Measurements of the inside diameter of the pressure tubes in CANDU reactors have shown that the diameter has been increasing over time, and this phenomena has been explained as a creep phenomenon which is a kind of aging process of the pressure tube owing to the operating conditions of irradiation by neutron flux, high pressure, and high temperature over the plant life. The diameter expansion of the pressure tube has been regarded as a principle aging mechanism governing the heat transfer and hydraulic degradation within the primary heat transport system of the CANDU reactor. Diametrical expansion results in a reduction of the fuel cooling owing to the increased bypass flow, which increases the possibility of a fuel dry-out and thus limits the operating power of the reactor.
In order to explain the mechanism of the creep phenomena of the pressure tube, traditionally the creep deformation has been modeled as a combination of thermal creep, irradiation creep and irradiation growth.

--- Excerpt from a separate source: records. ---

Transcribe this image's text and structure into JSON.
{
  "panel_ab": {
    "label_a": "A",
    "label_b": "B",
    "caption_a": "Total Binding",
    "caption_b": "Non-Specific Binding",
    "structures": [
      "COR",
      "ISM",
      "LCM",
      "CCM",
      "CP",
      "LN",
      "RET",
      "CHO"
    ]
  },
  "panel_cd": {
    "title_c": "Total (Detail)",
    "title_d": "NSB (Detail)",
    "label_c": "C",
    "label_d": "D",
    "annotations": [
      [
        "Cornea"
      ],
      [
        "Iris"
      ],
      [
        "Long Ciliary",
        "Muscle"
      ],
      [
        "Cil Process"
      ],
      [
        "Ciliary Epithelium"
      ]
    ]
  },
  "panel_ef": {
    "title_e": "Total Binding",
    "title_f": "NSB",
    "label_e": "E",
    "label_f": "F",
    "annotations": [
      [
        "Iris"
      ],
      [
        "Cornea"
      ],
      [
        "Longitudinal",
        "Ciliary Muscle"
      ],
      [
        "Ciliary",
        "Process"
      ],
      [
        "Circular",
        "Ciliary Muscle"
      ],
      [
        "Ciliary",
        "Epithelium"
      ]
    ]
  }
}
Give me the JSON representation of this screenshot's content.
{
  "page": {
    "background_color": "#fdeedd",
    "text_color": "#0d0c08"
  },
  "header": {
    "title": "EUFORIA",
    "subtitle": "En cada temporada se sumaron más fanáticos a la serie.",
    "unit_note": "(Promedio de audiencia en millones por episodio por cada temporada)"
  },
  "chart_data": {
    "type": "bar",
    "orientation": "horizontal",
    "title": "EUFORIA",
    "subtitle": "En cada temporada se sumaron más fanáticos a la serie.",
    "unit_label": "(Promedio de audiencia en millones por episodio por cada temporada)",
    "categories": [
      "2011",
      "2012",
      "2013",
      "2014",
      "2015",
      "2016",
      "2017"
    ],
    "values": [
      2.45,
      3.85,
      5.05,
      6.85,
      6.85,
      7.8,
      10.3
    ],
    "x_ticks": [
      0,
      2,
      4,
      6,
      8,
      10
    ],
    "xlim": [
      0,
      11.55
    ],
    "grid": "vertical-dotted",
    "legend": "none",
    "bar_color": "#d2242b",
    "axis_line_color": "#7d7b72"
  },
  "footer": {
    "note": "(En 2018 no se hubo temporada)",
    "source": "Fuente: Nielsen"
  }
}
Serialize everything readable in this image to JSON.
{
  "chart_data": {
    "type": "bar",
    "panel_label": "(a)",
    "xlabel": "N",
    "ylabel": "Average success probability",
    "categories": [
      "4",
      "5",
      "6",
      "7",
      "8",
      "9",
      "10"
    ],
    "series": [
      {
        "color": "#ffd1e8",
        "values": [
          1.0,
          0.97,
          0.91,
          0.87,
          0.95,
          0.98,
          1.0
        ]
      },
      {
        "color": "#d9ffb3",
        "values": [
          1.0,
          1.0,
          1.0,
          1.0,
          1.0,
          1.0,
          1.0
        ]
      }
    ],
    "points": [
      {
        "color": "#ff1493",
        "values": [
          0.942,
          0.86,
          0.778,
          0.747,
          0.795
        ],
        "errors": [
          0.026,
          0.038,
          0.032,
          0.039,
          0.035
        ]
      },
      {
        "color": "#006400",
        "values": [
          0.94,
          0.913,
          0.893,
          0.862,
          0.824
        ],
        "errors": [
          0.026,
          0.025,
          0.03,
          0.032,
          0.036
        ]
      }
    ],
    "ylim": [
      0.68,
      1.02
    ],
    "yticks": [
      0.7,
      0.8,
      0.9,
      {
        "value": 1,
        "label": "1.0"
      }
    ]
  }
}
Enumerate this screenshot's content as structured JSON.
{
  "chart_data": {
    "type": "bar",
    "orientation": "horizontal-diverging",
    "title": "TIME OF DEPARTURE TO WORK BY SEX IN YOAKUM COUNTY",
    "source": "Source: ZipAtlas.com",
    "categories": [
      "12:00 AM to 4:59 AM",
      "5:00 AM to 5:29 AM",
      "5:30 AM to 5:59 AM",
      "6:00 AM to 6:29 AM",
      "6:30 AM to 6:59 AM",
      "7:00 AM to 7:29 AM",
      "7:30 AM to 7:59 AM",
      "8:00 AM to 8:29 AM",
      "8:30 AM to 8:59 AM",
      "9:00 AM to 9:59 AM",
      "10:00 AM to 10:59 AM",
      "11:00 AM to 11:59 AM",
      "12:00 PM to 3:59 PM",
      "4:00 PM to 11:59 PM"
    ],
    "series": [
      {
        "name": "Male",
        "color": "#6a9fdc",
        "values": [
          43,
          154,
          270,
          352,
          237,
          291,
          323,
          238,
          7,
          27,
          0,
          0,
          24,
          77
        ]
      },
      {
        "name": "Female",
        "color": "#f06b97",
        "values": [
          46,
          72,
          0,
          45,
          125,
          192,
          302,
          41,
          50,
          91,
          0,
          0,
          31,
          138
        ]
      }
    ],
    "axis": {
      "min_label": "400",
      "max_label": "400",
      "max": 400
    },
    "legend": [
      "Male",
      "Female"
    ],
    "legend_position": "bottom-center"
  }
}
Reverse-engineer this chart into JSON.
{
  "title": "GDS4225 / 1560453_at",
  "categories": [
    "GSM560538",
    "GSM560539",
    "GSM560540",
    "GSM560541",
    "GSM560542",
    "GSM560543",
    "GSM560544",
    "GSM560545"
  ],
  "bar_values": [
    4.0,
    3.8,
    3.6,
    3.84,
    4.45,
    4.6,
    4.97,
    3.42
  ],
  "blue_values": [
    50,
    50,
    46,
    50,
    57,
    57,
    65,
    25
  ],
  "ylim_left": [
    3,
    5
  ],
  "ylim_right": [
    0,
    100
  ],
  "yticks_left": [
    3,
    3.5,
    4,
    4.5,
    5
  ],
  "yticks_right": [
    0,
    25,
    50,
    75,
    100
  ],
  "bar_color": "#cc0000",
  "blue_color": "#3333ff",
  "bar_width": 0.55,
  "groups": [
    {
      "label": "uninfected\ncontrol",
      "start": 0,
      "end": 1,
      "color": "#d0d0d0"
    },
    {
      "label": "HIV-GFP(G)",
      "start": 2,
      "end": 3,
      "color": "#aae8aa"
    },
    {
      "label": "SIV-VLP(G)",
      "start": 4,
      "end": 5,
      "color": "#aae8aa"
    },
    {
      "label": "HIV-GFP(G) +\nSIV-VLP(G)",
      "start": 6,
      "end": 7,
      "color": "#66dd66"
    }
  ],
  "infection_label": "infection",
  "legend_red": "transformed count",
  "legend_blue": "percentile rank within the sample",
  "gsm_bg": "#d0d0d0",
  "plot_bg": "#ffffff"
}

However, this modeling approach is too complex to determine all parameters and constants which are relevant to the equation.
In this research, we proposed a very simple approach for modeling the pressure tube diameter deformation in which the pressure tube diameter was modeled based on the measured data, flux distribution of each fuel channel and temperature variation inside the pressure tube.
New rules were derived to determine the effect of flux and temperature distribution on the diameter expansion based on the measured data of pressure tube diameter. Results from applying the methodology show a dramatic improvement of the prediction accuracy of pressure tube diameter compared to the previous modeling results.